Those of us with rheumatoid arthritis are no strangers to unsolicited advice. RA is a disease that most people either aren’t aware of or are misinformed about. While most coworkers, acquaintances, and strangers are unfamiliar with the specifics of the condition, even our close friends and loved ones may not fully understand the ramifications of living with RA. Regardless of whether they know that RA is a lifelong, degenerative, autoimmune condition, the people we encounter from day to day may gather from our wrist splint, our limp, or our own admission that we are in pain. Pain isn’t just unpleasant for the person experiencing it; it’s also uncomfortable for the people witnessing it. Out of a sincere intention to be helpful, many people offer advice on how to deal with RA. They may share information about an article they just read or something that cured the RA of a friend-of-a-friend of theirs. Most of the time when I’m on the receiving end of unsolicited advice, I try to remind myself that the person is trying to be helpful, and if I can summon up the energy (which isn’t always easy to do when dealing with the pain and fatigue of RA) I try to educate the person about how the disease operates and why quick fixes don’t work. Yet, the piece of unsolicited advice that really gets to me is the suggestion that I should stop taking my medications.


As rheumatoid arthritis is an autoimmune condition, many of the drugs used to treat RA suppress the immune system. That’s scary for our loved ones to hear. But guess what? It’s far scarier for us to live it than it is to hear about it.
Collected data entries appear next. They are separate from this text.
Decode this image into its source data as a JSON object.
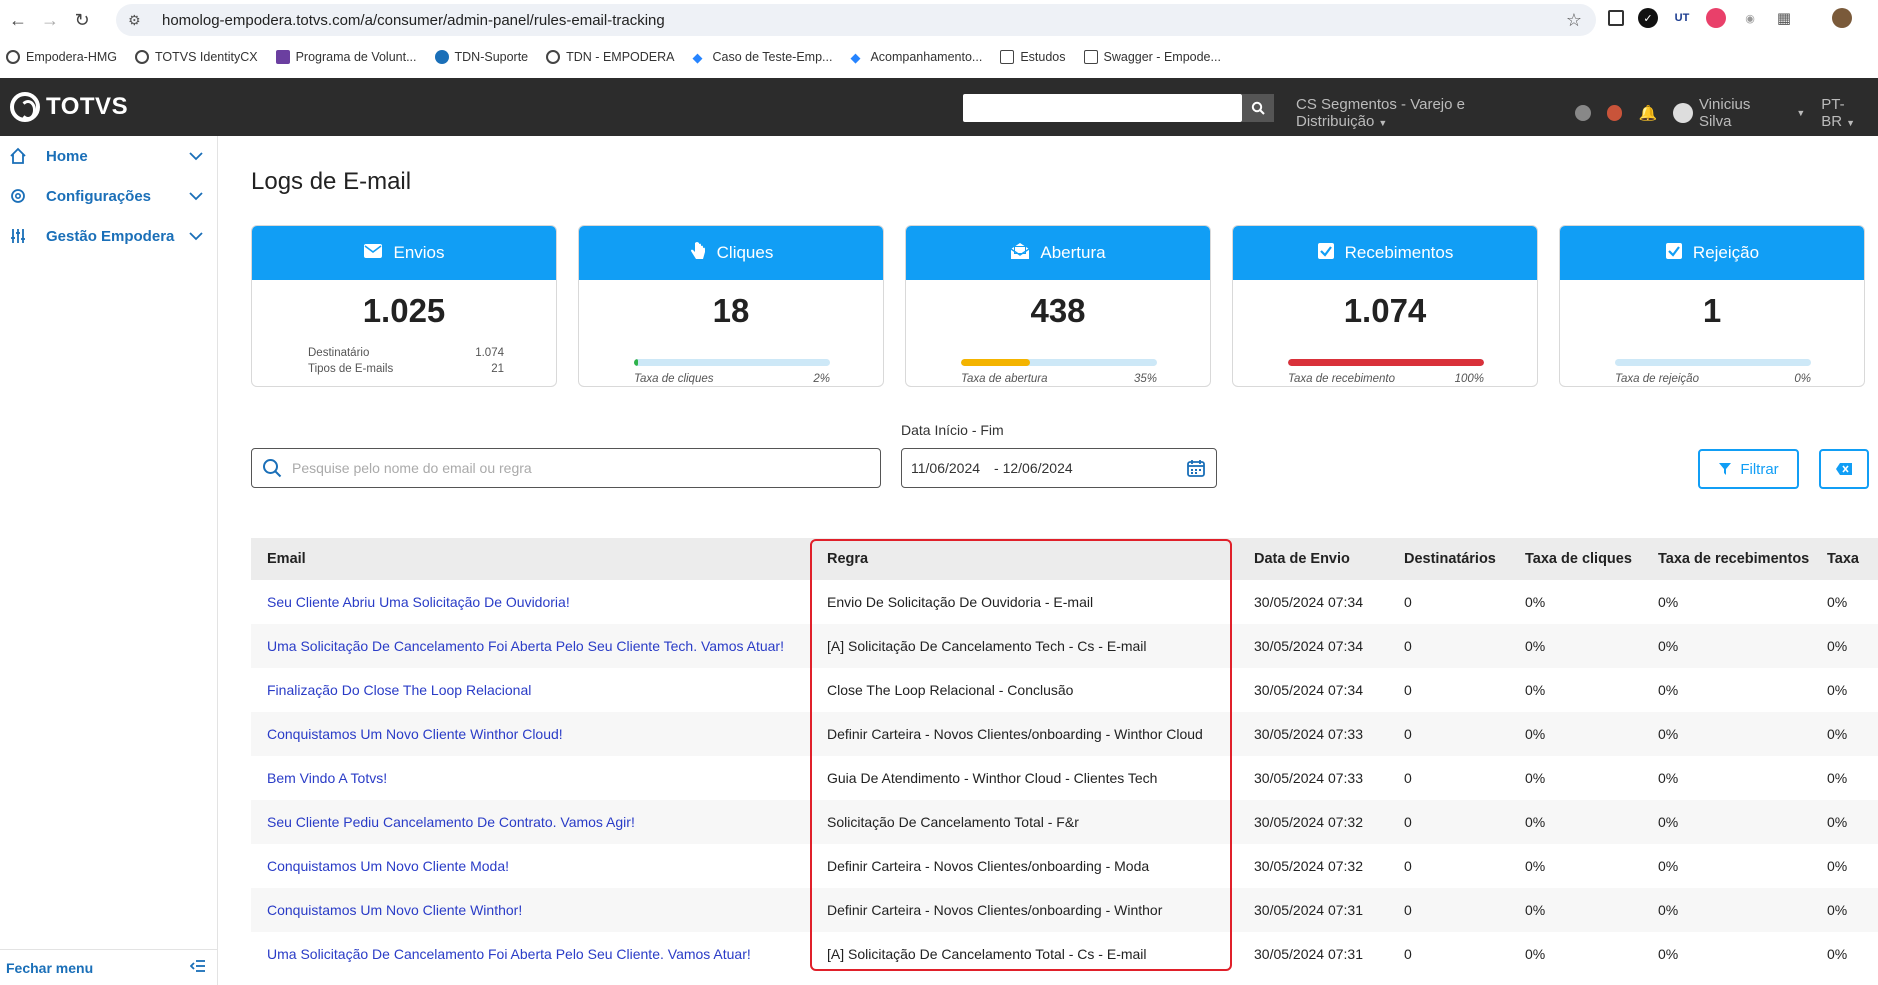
{
  "browser": {
    "url": "homolog-empodera.totvs.com/a/consumer/admin-panel/rules-email-tracking",
    "bookmarks": [
      "Empodera-HMG",
      "TOTVS IdentityCX",
      "Programa de Volunt...",
      "TDN-Suporte",
      "TDN - EMPODERA",
      "Caso de Teste-Emp...",
      "Acompanhamento...",
      "Estudos",
      "Swagger - Empode..."
    ]
  },
  "header": {
    "logo": "TOTVS",
    "segment": "CS Segmentos - Varejo e Distribuição",
    "user": "Vinicius Silva",
    "language": "PT-BR"
  },
  "sidebar": {
    "items": [
      {
        "label": "Home",
        "icon": "home-icon"
      },
      {
        "label": "Configurações",
        "icon": "gear-icon"
      },
      {
        "label": "Gestão Empodera",
        "icon": "sliders-icon"
      }
    ],
    "footer": "Fechar menu"
  },
  "page": {
    "title": "Logs de E-mail"
  },
  "cards": {
    "envios": {
      "title": "Envios",
      "value": "1.025",
      "meta": [
        {
          "label": "Destinatário",
          "value": "1.074"
        },
        {
          "label": "Tipos de E-mails",
          "value": "21"
        }
      ]
    },
    "cliques": {
      "title": "Cliques",
      "value": "18",
      "rate_label": "Taxa de cliques",
      "rate": "2%",
      "fill": 0.02,
      "color": "#2fb34a"
    },
    "abertura": {
      "title": "Abertura",
      "value": "438",
      "rate_label": "Taxa de abertura",
      "rate": "35%",
      "fill": 0.35,
      "color": "#f4b400"
    },
    "recebimentos": {
      "title": "Recebimentos",
      "value": "1.074",
      "rate_label": "Taxa de recebimento",
      "rate": "100%",
      "fill": 1.0,
      "color": "#d9313a"
    },
    "rejeicao": {
      "title": "Rejeição",
      "value": "1",
      "rate_label": "Taxa de rejeição",
      "rate": "0%",
      "fill": 0.0,
      "color": "#119ef5"
    }
  },
  "filters": {
    "search_placeholder": "Pesquise pelo nome do email ou regra",
    "date_label": "Data Início - Fim",
    "date_start": "11/06/2024",
    "date_end": "- 12/06/2024",
    "filter_button": "Filtrar"
  },
  "table": {
    "headers": [
      "Email",
      "Regra",
      "Data de Envio",
      "Destinatários",
      "Taxa de cliques",
      "Taxa de recebimentos",
      "Taxa"
    ],
    "rows": [
      [
        "Seu Cliente Abriu Uma Solicitação De Ouvidoria!",
        "Envio De Solicitação De Ouvidoria - E-mail",
        "30/05/2024 07:34",
        "0",
        "0%",
        "0%",
        "0%"
      ],
      [
        "Uma Solicitação De Cancelamento Foi Aberta Pelo Seu Cliente Tech. Vamos Atuar!",
        "[A] Solicitação De Cancelamento Tech - Cs - E-mail",
        "30/05/2024 07:34",
        "0",
        "0%",
        "0%",
        "0%"
      ],
      [
        "Finalização Do Close The Loop Relacional",
        "Close The Loop Relacional - Conclusão",
        "30/05/2024 07:34",
        "0",
        "0%",
        "0%",
        "0%"
      ],
      [
        "Conquistamos Um Novo Cliente Winthor Cloud!",
        "Definir Carteira - Novos Clientes/onboarding - Winthor Cloud",
        "30/05/2024 07:33",
        "0",
        "0%",
        "0%",
        "0%"
      ],
      [
        "Bem Vindo A Totvs!",
        "Guia De Atendimento - Winthor Cloud - Clientes Tech",
        "30/05/2024 07:33",
        "0",
        "0%",
        "0%",
        "0%"
      ],
      [
        "Seu Cliente Pediu Cancelamento De Contrato. Vamos Agir!",
        "Solicitação De Cancelamento Total - F&r",
        "30/05/2024 07:32",
        "0",
        "0%",
        "0%",
        "0%"
      ],
      [
        "Conquistamos Um Novo Cliente Moda!",
        "Definir Carteira - Novos Clientes/onboarding - Moda",
        "30/05/2024 07:32",
        "0",
        "0%",
        "0%",
        "0%"
      ],
      [
        "Conquistamos Um Novo Cliente Winthor!",
        "Definir Carteira - Novos Clientes/onboarding - Winthor",
        "30/05/2024 07:31",
        "0",
        "0%",
        "0%",
        "0%"
      ],
      [
        "Uma Solicitação De Cancelamento Foi Aberta Pelo Seu Cliente. Vamos Atuar!",
        "[A] Solicitação De Cancelamento Total - Cs - E-mail",
        "30/05/2024 07:31",
        "0",
        "0%",
        "0%",
        "0%"
      ]
    ]
  },
  "colors": {
    "accent": "#119ef5",
    "link": "#2a3cc7",
    "highlight": "#e0202a"
  }
}
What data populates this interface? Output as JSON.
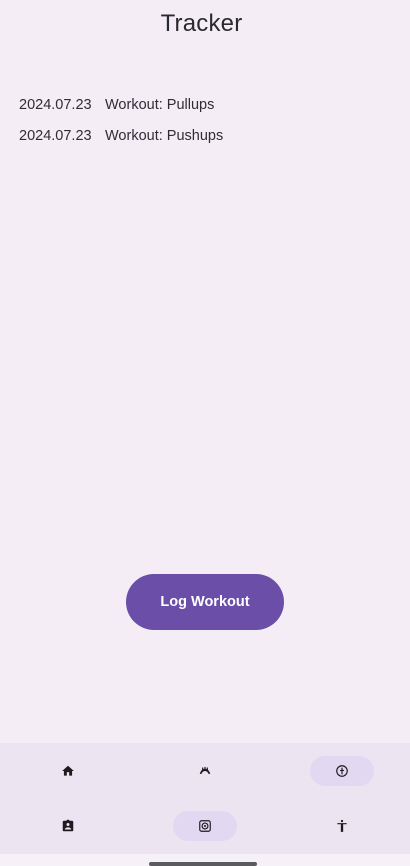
{
  "app": {
    "title": "Tracker"
  },
  "logs": [
    {
      "date": "2024.07.23",
      "entry": "Workout: Pullups"
    },
    {
      "date": "2024.07.23",
      "entry": "Workout: Pushups"
    }
  ],
  "actions": {
    "log_workout_label": "Log Workout"
  },
  "nav": {
    "row1": [
      {
        "icon": "home-icon",
        "active": false
      },
      {
        "icon": "dumbbell-icon",
        "active": false
      },
      {
        "icon": "info-icon",
        "active": true
      }
    ],
    "row2": [
      {
        "icon": "assignment-ind-icon",
        "active": false
      },
      {
        "icon": "target-icon",
        "active": true
      },
      {
        "icon": "accessibility-icon",
        "active": false
      }
    ]
  },
  "colors": {
    "background": "#f4edf6",
    "accent": "#6a4ea8",
    "nav_background": "#ece4f1",
    "active_pill": "#e3d8f2"
  }
}
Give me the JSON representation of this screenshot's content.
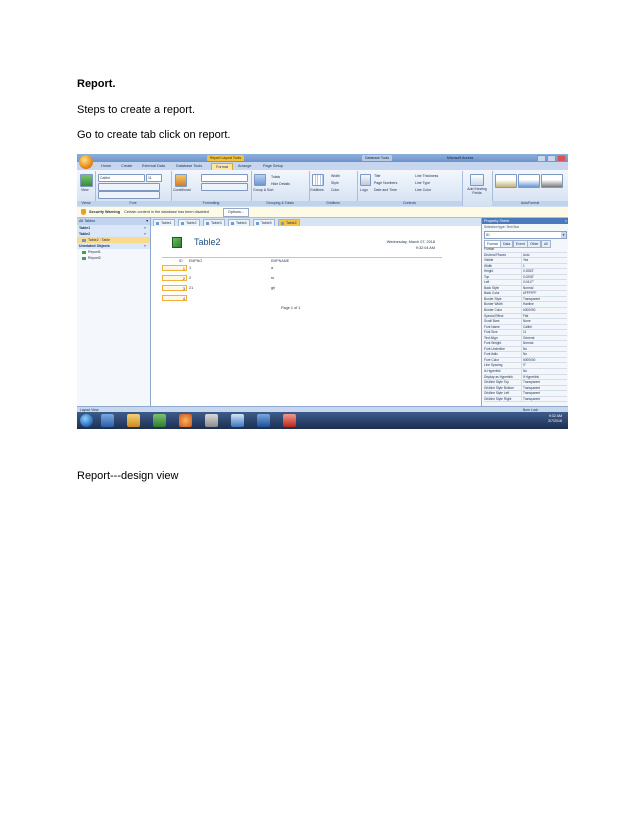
{
  "document": {
    "title": "Report.",
    "steps": "Steps to create a report.",
    "instruction": "Go to create tab click on report.",
    "caption_design": "Report---design view"
  },
  "screenshot": {
    "window_title": "Microsoft Access",
    "context_tabs": [
      "Report Layout Tools",
      "Database Tools"
    ],
    "ribbon_tabs": [
      "Home",
      "Create",
      "External Data",
      "Database Tools",
      "Format",
      "Arrange",
      "Page Setup"
    ],
    "active_ribbon_tab": "Format",
    "ribbon_groups": {
      "views": "Views",
      "font": "Font",
      "formatting": "Formatting",
      "grouping": "Grouping & Totals",
      "gridlines": "Gridlines",
      "controls": "Controls",
      "autoformat": "AutoFormat"
    },
    "ribbon_labels": {
      "view": "View",
      "font_name": "Calibri",
      "font_size": "11",
      "conditional": "Conditional",
      "group_sort": "Group & Sort",
      "totals": "Totals",
      "hide_details": "Hide Details",
      "gridlines_btn": "Gridlines",
      "width": "Width",
      "style": "Style",
      "color": "Color",
      "logo": "Logo",
      "title": "Title",
      "page_numbers": "Page Numbers",
      "date_time": "Date and Time",
      "line_thickness": "Line Thickness",
      "line_type": "Line Type",
      "line_color": "Line Color",
      "add_fields": "Add Existing Fields"
    },
    "security_warning": {
      "label": "Security Warning",
      "message": "Certain content in the database has been disabled",
      "button": "Options..."
    },
    "nav_pane": {
      "header": "All Tables",
      "items": [
        {
          "label": "Table1",
          "type": "group"
        },
        {
          "label": "Table2",
          "type": "group"
        },
        {
          "label": "Table2 : Table",
          "type": "sub",
          "selected": true
        },
        {
          "label": "Unrelated Objects",
          "type": "group"
        },
        {
          "label": "Report1",
          "type": "sub"
        },
        {
          "label": "Report2",
          "type": "sub"
        }
      ]
    },
    "doc_tabs": [
      "Table1",
      "Table2",
      "Table3",
      "Table4",
      "Table5",
      "Table2"
    ],
    "active_doc_tab": 5,
    "report": {
      "title": "Table2",
      "date": "Wednesday, March 07, 2018",
      "time": "9:32:04 AM",
      "columns": [
        "ID",
        "EMPNO",
        "EMPNAME"
      ],
      "rows": [
        {
          "id": "1",
          "empno": "1",
          "empname": "a"
        },
        {
          "id": "2",
          "empno": "2",
          "empname": "sr"
        },
        {
          "id": "3",
          "empno": "21",
          "empname": "gh"
        },
        {
          "id": "4",
          "empno": "",
          "empname": ""
        }
      ],
      "page_footer": "Page 1 of 1"
    },
    "property_sheet": {
      "header": "Property Sheet",
      "selection_type": "Selection type: Text Box",
      "selected_object": "ID",
      "tabs": [
        "Format",
        "Data",
        "Event",
        "Other",
        "All"
      ],
      "properties": [
        [
          "Format",
          ""
        ],
        [
          "Decimal Places",
          "Auto"
        ],
        [
          "Visible",
          "Yes"
        ],
        [
          "Width",
          "1"
        ],
        [
          "Height",
          "0.2083\""
        ],
        [
          "Top",
          "0.0208\""
        ],
        [
          "Left",
          "0.0417\""
        ],
        [
          "Back Style",
          "Normal"
        ],
        [
          "Back Color",
          "#FFFFFF"
        ],
        [
          "Border Style",
          "Transparent"
        ],
        [
          "Border Width",
          "Hairline"
        ],
        [
          "Border Color",
          "#000000"
        ],
        [
          "Special Effect",
          "Flat"
        ],
        [
          "Scroll Bars",
          "None"
        ],
        [
          "Font Name",
          "Calibri"
        ],
        [
          "Font Size",
          "11"
        ],
        [
          "Text Align",
          "General"
        ],
        [
          "Font Weight",
          "Normal"
        ],
        [
          "Font Underline",
          "No"
        ],
        [
          "Font Italic",
          "No"
        ],
        [
          "Fore Color",
          "#000000"
        ],
        [
          "Line Spacing",
          "0\""
        ],
        [
          "Is Hyperlink",
          "No"
        ],
        [
          "Display as Hyperlink",
          "If Hyperlink"
        ],
        [
          "Gridline Style Top",
          "Transparent"
        ],
        [
          "Gridline Style Bottom",
          "Transparent"
        ],
        [
          "Gridline Style Left",
          "Transparent"
        ],
        [
          "Gridline Style Right",
          "Transparent"
        ]
      ]
    },
    "status_left": "Layout View",
    "status_right": "Num Lock",
    "clock_time": "9:32 AM",
    "clock_date": "3/7/2018"
  },
  "colors": {
    "ribbon_active": "#fbe6a4",
    "report_title": "#1f4e86",
    "taskbar": "#1c2f52"
  }
}
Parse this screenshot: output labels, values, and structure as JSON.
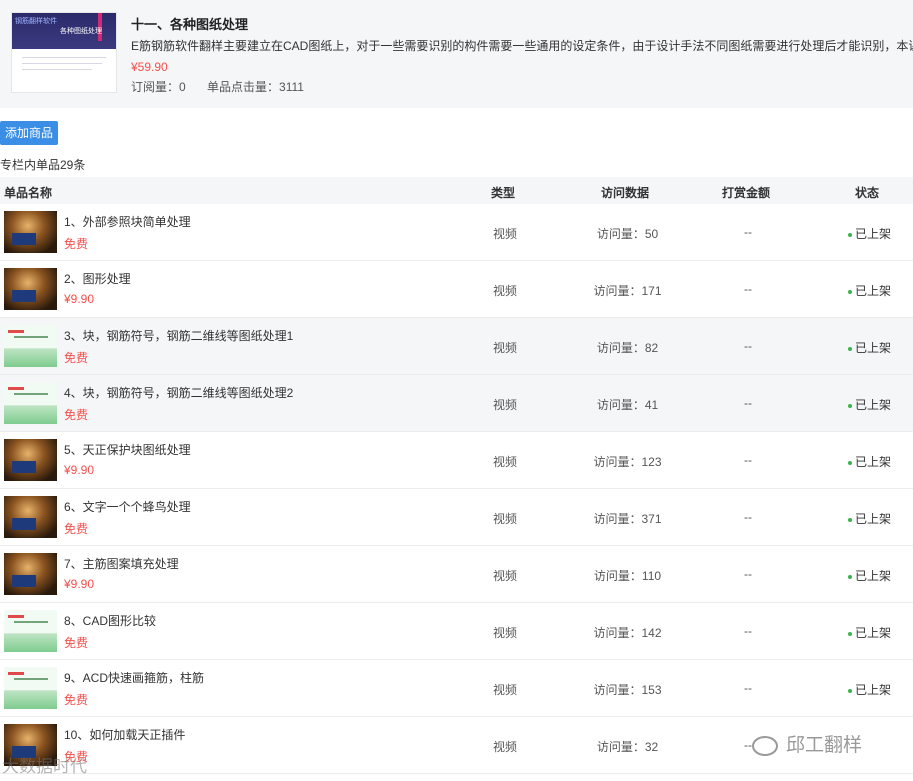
{
  "column": {
    "cover_text_1": "钢筋翻样软件",
    "cover_text_2": "各种图纸处理",
    "title": "十一、各种图纸处理",
    "description": "E筋钢筋软件翻样主要建立在CAD图纸上，对于一些需要识别的构件需要一些通用的设定条件，由于设计手法不同图纸需要进行处理后才能识别，本课",
    "price": "¥59.90",
    "subscriptions": "订阅量：0",
    "clicks": "单品点击量：3111"
  },
  "add_button_label": "添加商品",
  "count_text": "专栏内单品29条",
  "table": {
    "headers": {
      "name": "单品名称",
      "type": "类型",
      "visits": "访问数据",
      "reward": "打赏金额",
      "status": "状态"
    },
    "rows": [
      {
        "title": "1、外部参照块简单处理",
        "price": "免费",
        "type": "视频",
        "visits": "访问量：50",
        "reward": "--",
        "status": "已上架",
        "thumb": "dark"
      },
      {
        "title": "2、图形处理",
        "price": "¥9.90",
        "type": "视频",
        "visits": "访问量：171",
        "reward": "--",
        "status": "已上架",
        "thumb": "dark"
      },
      {
        "title": "3、块，钢筋符号，钢筋二维线等图纸处理1",
        "price": "免费",
        "type": "视频",
        "visits": "访问量：82",
        "reward": "--",
        "status": "已上架",
        "thumb": "green"
      },
      {
        "title": "4、块，钢筋符号，钢筋二维线等图纸处理2",
        "price": "免费",
        "type": "视频",
        "visits": "访问量：41",
        "reward": "--",
        "status": "已上架",
        "thumb": "green"
      },
      {
        "title": "5、天正保护块图纸处理",
        "price": "¥9.90",
        "type": "视频",
        "visits": "访问量：123",
        "reward": "--",
        "status": "已上架",
        "thumb": "dark"
      },
      {
        "title": "6、文字一个个蜂鸟处理",
        "price": "免费",
        "type": "视频",
        "visits": "访问量：371",
        "reward": "--",
        "status": "已上架",
        "thumb": "dark"
      },
      {
        "title": "7、主筋图案填充处理",
        "price": "¥9.90",
        "type": "视频",
        "visits": "访问量：110",
        "reward": "--",
        "status": "已上架",
        "thumb": "dark"
      },
      {
        "title": "8、CAD图形比较",
        "price": "免费",
        "type": "视频",
        "visits": "访问量：142",
        "reward": "--",
        "status": "已上架",
        "thumb": "green"
      },
      {
        "title": "9、ACD快速画箍筋，柱筋",
        "price": "免费",
        "type": "视频",
        "visits": "访问量：153",
        "reward": "--",
        "status": "已上架",
        "thumb": "green"
      },
      {
        "title": "10、如何加载天正插件",
        "price": "免费",
        "type": "视频",
        "visits": "访问量：32",
        "reward": "--",
        "status": "",
        "thumb": "dark"
      }
    ]
  },
  "watermarks": {
    "left": "大数据时代",
    "right": "邱工翻样"
  }
}
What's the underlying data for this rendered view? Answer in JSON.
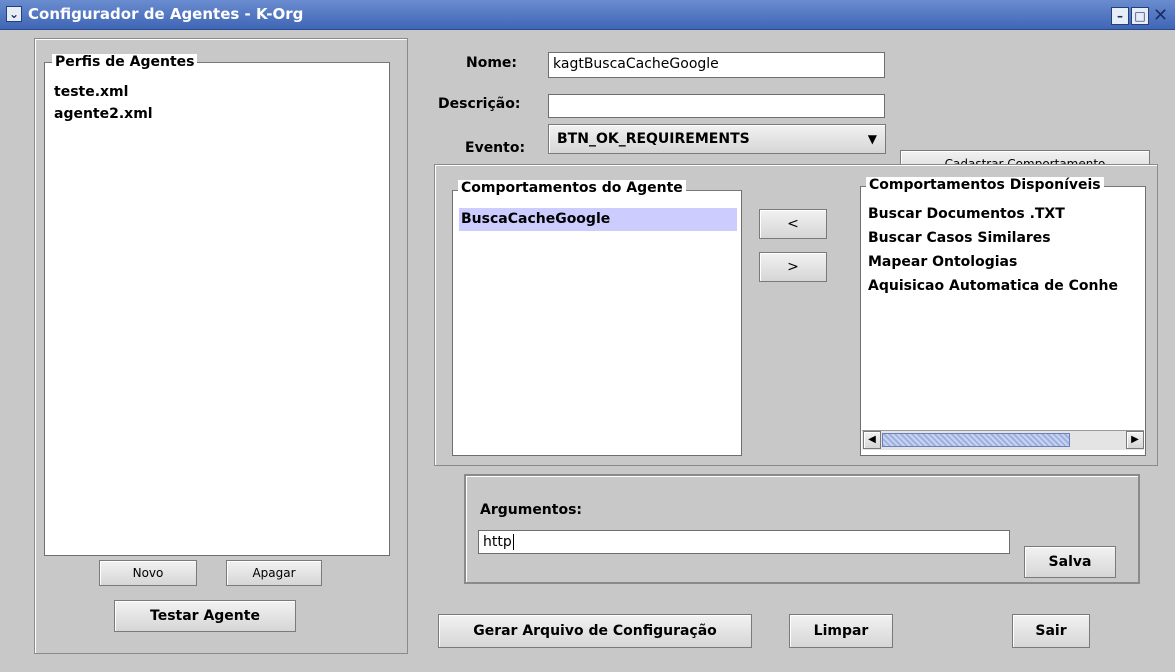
{
  "window": {
    "title": "Configurador de Agentes - K-Org"
  },
  "profiles": {
    "legend": "Perfis de Agentes",
    "items": [
      "teste.xml",
      "agente2.xml"
    ],
    "new_label": "Novo",
    "delete_label": "Apagar",
    "test_label": "Testar Agente"
  },
  "form": {
    "name_label": "Nome:",
    "name_value": "kagtBuscaCacheGoogle",
    "description_label": "Descrição:",
    "description_value": "",
    "event_label": "Evento:",
    "event_value": "BTN_OK_REQUIREMENTS",
    "register_label": "Cadastrar Comportamento"
  },
  "behaviors": {
    "agent_legend": "Comportamentos do Agente",
    "agent_items": [
      "BuscaCacheGoogle"
    ],
    "move_left_label": "<",
    "move_right_label": ">",
    "available_legend": "Comportamentos Disponíveis",
    "available_items": [
      "Buscar Documentos .TXT",
      "Buscar Casos Similares",
      "Mapear Ontologias",
      "Aquisicao Automatica de Conhe"
    ]
  },
  "arguments": {
    "label": "Argumentos:",
    "value": "http",
    "save_label": "Salva"
  },
  "footer": {
    "generate_label": "Gerar Arquivo de Configuração",
    "clear_label": "Limpar",
    "exit_label": "Sair"
  },
  "colors": {
    "titlebar": "#4f74c0",
    "selection": "#ccccff"
  }
}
Every time I’m relegated to bed with a cold, flu, or infection that “shouldn’t be this bad,” I think about the medications that I’m on and what they’re doing to my immune system.

In addition, many RA drugs also come with side effects that range from unpleasant to requiring monitoring from a doctor. For instance, my eyes have to be monitored by an ophthalmologist due to the small risk of vision loss associated with Plaquenil, and I have to have my liver function monitored because of the Arava I take. Indeed, it’s difficult to take a pill or get hooked up to an IV without thinking of the potential negative impacts these treatments that I’m taking in hopes of improving my health might have on my body. When people suggest that I go off of my meds, they don’t have anything to tell me that I haven’t already considered a hundred times or more. The fact is, RA treatment can be scary, but living with untreated RA can be scarier.

First off, rheumatoid arthritis is an extremely painful condition. There are times during flare-ups of the disease that the pain is too intense to accomplish anything, sometimes making even sleep impossible. That can happen while on medications that decrease disease activity. Untreated RA can mean that one experiences more days of extreme pain than days of tolerable discomfort. During flares, I am usually prescribed a corticosteroid such as prednisone. This drug is an immunosuppressant and carries other risks and side effects. I worry about those aspects of the medication, but I take it because it causes my inflammation and pain levels to rapidly decrease. I don’t love the potential risks in the future, but I’m trying to survive my present.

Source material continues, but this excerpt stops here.